The definition of Cauchy surface in a globally hyperbolic spacetime $(M,g)$ is a set $S$ which
- is achronal
- it intersects every inextendible smooth timelike curve.
REMARKS
(1) A future-directed smooth causal curve $\gamma: (a,b) \to M$, with $a,b \in [-\infty,+\infty]$ is future, resp. past, inextendible if there is no $p \in M$ such that $\lim_{s\to b} \gamma(s) =p$, respectively, $\lim_{s\to a} \gamma(s) =p$.
(2) As $S$ is achronal it intersects every inextendible smooth timelike curve exactly once. Indeed, achronal means that there are no distinct points on $S$ which can be joined by a smooth timelike curve.
(3) Instead, acausal is a stronger conditiom: it means that there are no distinct points on $S$ which can be joined by a smooth causal curve. In other words the points on an acausal $S$ are spacelike separated. $\blacksquare$
It is possible to prove that for a Cauchy surface $S$ as defined above,
(1) $S$ is closed,
(2) $S$ must also intersect every smooth causal curve (not necessarily once however, see below),
(3) $S$ is a $C^0$ embedded submanifold of the spacetime.

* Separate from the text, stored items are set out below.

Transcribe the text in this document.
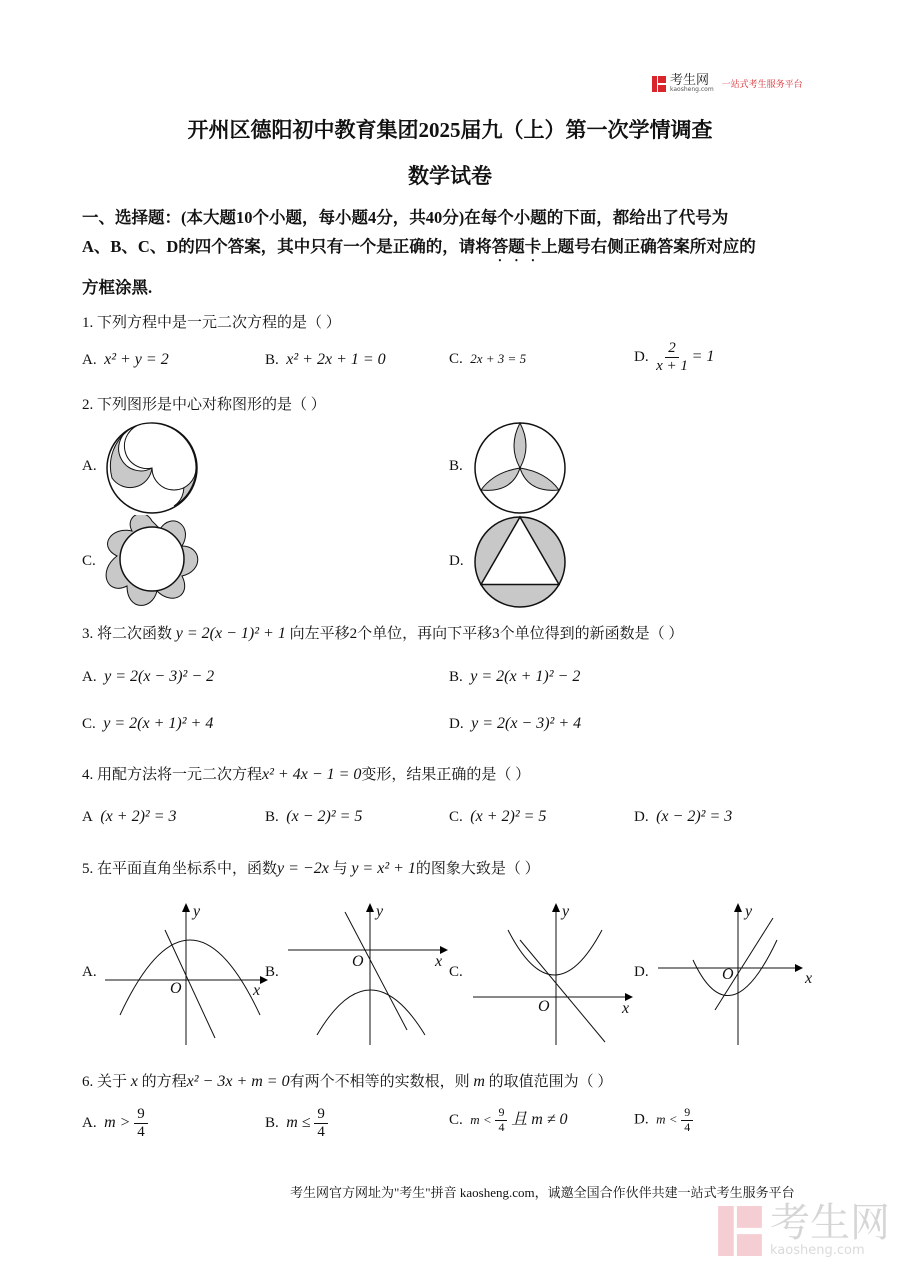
考生网
kaosheng.com 一站式考生服务平台
开州区德阳初中教育集团2025届九（上）第一次学情调查
数学试卷
一、选择题：(本大题10个小题，每小题4分，共40分)在每个小题的下面，都给出了代号为
A、B、C、D的四个答案，其中只有一个是正确的，请将答题卡上题号右侧正确答案所对应的
方框涂黑.
1. 下列方程中是一元二次方程的是（ ）
A. x² + y = 2	B. x² + 2x + 1 = 0	C. 2x + 3 = 5	D. $\frac{2}{x + 1} = 1$
2. 下列图形是中心对称图形的是（ ）
A.	B.
C.	D.
3. 将二次函数 y = 2(x − 1)² + 1 向左平移2个单位，再向下平移3个单位得到的新函数是（ ）
A. y = 2(x − 3)² − 2	B. y = 2(x + 1)² − 2
C. y = 2(x + 1)² + 4	D. y = 2(x − 3)² + 4
4. 用配方法将一元二次方程x² + 4x − 1 = 0变形，结果正确的是（ ）
A (x + 2)² = 3	B. (x − 2)² = 5	C. (x + 2)² = 5	D. (x − 2)² = 3
5. 在平面直角坐标系中，函数y = −2x 与 y = x² + 1的图象大致是（ ）
A.	B.	C.	D.
y
x
O
y
x
O
y
x
O
y
x
O
6. 关于 x 的方程x² − 3x + m = 0有两个不相等的实数根，则 m 的取值范围为（ ）
A. $m > \frac{9}{4}$	B. $m \le \frac{9}{4}$	C. $m < \frac{9}{4}$ 且 m ≠ 0	D. $m < \frac{9}{4}$
考生网官方网址为"考生"拼音 kaosheng.com，诚邀全国合作伙伴共建一站式考生服务平台
考生网
kaosheng.com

An example of Cauchy surface is the plane $x^0=x^1$ in 4D Minkowski spacetime. It is clear that this is achronal but not acausal. In other words, the points on $S$ are not spacelike separated, and this answers your question.
There is a type of Cauchy surfaces which also are acausal, they are smooth spacelike Cauchy surfaces.
An important result by Bernal and Sanchez establishes the existence of these types of Cauchy surfaces when a generic Cauchy surface exists.
Presumably you mean this type of Cauchy surfaces when you speak of hypersurface of simultaneity. Tha is beacuse it is possible to prove that given such a Cauchy surface $S$, there is a (surjective) smooth function $t: M \to \mathbb{R}$ whose differential is everywhere timelike and past directed, such that a level set of $t$ is exactly $S$. That is a so-called temporal function and, using it, the spacetime turns out to be diffeomorphic to $\mathbb{R} \times S$ with metric accordingly decomposed $-dt^2 + h(t)$.
If $S$ is a generic Cauchy surface several weaker theorems are however valid (see the references below).
Some modern important references on these issues are listed below.
Antonio N. Bernal, Miguel Sanchez
On Smooth Cauchy Hypersurfaces
and Geroch’s Splitting Theorem Commun. Math. Phys. 243, 461–470 (2003)
Antonio N. Bernal, Miguel Sanchez
Smoothness of Time Functions and the Metric Splitting
of Globally Hyperbolic Spacetimes
Commun. Math. Phys. 257, 43–50 (2005)
Antonio N. Bernal, Miguel Sanchez
Further Results on the Smoothability of Cauchy
Hypersurfaces and Cauchy Time Functions
Letters in Mathematical Physics (2006) 77:183–197